Chmod 640 Explained
Chmod 640: owner can read and write, group can read, others have no access. Secure permission for configuration and log files.
Permission
640
rw-r-----
chmod 640 filename
Permission Breakdown
| Role | Read (4) | Write (2) | Execute (1) | Octal | Meaning |
|---|---|---|---|---|---|
| Owner | r | w | - | 6 | read, write |
| Group | r | - | - | 4 | read |
| Others | - | - | - | 0 | no permissions |
Visual Permission Grid
Detailed Explanation
The permission 640 gives the owner read-write access, allows the group to read only, and blocks all access for others.
Octal breakdown:
- 6 (Owner): read (4) + write (2) = read and write
- 4 (Group): read (4) only
- 0 (Others): no access
In symbolic notation this is rw-r-----. The file owner can read and modify the file. Group members can only read it. Other users cannot access the file at all.
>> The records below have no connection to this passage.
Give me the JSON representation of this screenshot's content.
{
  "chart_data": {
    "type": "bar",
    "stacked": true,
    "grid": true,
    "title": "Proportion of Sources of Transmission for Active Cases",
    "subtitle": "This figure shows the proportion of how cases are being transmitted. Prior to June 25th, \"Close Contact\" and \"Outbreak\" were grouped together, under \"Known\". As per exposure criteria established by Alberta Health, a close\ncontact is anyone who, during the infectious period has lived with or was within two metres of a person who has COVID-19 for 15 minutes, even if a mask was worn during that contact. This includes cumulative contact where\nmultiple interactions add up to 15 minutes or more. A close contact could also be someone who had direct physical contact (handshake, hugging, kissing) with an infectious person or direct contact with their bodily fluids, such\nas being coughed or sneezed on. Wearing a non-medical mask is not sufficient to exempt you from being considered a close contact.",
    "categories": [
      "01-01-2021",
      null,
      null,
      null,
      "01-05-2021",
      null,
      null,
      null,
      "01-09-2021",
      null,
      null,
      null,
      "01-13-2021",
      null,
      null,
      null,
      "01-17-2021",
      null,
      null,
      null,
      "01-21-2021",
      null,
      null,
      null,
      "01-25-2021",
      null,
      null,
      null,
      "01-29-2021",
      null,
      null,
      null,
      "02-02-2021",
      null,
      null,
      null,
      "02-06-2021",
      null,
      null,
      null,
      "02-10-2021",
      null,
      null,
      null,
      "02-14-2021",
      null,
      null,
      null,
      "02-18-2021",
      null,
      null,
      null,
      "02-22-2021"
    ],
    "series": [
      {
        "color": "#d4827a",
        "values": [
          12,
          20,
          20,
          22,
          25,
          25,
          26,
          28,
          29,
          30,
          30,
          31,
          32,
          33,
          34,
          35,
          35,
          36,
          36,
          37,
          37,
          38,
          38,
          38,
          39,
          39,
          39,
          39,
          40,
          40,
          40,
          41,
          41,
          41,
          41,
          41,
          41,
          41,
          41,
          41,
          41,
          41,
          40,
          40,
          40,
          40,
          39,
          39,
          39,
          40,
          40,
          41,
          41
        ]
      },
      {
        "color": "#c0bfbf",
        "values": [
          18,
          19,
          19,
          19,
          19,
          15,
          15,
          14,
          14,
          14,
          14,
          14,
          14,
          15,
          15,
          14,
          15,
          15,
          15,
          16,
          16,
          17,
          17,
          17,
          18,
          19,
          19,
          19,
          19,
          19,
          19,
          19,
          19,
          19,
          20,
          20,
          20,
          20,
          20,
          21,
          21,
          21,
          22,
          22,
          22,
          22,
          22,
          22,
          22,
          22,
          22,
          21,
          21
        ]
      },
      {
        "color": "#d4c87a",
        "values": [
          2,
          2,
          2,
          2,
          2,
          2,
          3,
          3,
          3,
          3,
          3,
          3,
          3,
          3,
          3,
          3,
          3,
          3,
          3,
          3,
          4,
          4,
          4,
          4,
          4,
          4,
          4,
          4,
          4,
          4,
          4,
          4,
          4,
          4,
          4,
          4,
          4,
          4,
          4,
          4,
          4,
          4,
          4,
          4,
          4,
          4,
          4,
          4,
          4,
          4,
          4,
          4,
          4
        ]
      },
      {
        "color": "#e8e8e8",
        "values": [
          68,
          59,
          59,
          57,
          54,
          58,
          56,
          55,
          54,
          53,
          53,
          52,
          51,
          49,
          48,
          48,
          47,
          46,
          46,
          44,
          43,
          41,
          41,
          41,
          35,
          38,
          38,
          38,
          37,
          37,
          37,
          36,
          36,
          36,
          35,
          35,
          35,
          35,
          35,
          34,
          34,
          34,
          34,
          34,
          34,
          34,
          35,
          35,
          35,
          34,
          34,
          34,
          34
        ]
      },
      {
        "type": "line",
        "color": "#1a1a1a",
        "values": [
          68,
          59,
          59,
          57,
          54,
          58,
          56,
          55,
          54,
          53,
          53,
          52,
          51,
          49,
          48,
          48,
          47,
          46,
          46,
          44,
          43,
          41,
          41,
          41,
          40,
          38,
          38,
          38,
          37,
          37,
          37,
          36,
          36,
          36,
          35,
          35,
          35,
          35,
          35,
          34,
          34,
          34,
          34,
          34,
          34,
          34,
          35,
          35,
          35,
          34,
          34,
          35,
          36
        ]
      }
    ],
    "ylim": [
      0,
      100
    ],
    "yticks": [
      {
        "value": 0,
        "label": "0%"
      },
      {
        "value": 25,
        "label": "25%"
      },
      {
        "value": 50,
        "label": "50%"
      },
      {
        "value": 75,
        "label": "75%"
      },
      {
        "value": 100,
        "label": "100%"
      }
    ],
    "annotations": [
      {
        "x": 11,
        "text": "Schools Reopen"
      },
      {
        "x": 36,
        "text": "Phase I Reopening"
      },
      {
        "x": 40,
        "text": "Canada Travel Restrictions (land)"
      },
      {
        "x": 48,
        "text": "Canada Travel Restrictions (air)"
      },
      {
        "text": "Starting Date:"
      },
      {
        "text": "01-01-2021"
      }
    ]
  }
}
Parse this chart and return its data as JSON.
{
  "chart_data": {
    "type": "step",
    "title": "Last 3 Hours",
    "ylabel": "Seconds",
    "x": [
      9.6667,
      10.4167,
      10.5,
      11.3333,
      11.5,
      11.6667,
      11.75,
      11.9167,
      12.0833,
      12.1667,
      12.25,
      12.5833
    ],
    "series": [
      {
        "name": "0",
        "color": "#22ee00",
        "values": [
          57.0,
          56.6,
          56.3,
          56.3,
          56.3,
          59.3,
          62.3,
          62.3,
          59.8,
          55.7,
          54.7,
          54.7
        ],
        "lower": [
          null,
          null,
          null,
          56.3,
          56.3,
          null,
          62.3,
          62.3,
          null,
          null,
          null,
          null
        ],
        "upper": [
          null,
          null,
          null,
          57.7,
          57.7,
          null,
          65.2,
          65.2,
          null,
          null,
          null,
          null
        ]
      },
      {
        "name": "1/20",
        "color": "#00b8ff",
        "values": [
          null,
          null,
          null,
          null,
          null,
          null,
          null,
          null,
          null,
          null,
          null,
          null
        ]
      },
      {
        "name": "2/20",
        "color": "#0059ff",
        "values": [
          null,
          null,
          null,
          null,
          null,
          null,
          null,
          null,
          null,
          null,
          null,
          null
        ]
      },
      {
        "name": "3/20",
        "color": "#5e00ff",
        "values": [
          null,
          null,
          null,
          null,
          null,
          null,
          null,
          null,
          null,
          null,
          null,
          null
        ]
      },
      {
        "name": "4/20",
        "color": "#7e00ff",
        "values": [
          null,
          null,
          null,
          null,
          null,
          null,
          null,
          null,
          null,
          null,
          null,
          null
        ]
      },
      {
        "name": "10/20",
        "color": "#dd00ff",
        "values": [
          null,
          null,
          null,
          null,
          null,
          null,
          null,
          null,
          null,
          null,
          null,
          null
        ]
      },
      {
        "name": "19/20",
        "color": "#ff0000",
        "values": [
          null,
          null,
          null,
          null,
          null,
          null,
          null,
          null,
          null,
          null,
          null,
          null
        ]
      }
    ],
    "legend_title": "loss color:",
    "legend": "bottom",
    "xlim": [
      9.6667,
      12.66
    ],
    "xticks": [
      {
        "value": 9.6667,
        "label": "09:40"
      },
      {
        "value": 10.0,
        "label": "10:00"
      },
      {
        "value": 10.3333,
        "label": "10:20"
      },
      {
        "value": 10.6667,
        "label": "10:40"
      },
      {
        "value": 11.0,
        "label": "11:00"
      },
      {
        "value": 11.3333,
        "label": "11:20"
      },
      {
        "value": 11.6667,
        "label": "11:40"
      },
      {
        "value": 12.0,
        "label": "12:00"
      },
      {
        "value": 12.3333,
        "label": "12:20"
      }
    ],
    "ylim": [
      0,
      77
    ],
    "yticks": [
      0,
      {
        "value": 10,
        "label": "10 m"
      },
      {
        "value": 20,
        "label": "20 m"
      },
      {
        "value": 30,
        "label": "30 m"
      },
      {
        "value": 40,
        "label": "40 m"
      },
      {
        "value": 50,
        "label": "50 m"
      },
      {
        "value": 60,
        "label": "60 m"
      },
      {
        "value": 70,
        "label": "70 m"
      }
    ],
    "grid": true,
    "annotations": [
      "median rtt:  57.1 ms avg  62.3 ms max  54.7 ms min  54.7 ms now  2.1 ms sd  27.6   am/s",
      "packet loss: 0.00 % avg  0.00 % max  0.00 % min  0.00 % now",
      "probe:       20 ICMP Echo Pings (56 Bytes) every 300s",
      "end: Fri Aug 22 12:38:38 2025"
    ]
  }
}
This permission is ideal for sensitive files that a specific service or team needs to read but should not be world-readable. For example, a web application's configuration file containing database credentials might be owned by the developer and readable by the web server's group, but invisible to other users. Similarly, log files often use 640 so that the logging service (owner) can write and the monitoring group can read, while other users are excluded.
Use Case
Used for web application configuration files (e.g., database.yml, .env files), log files, and any sensitive data file where only the owner and a specific group should have access.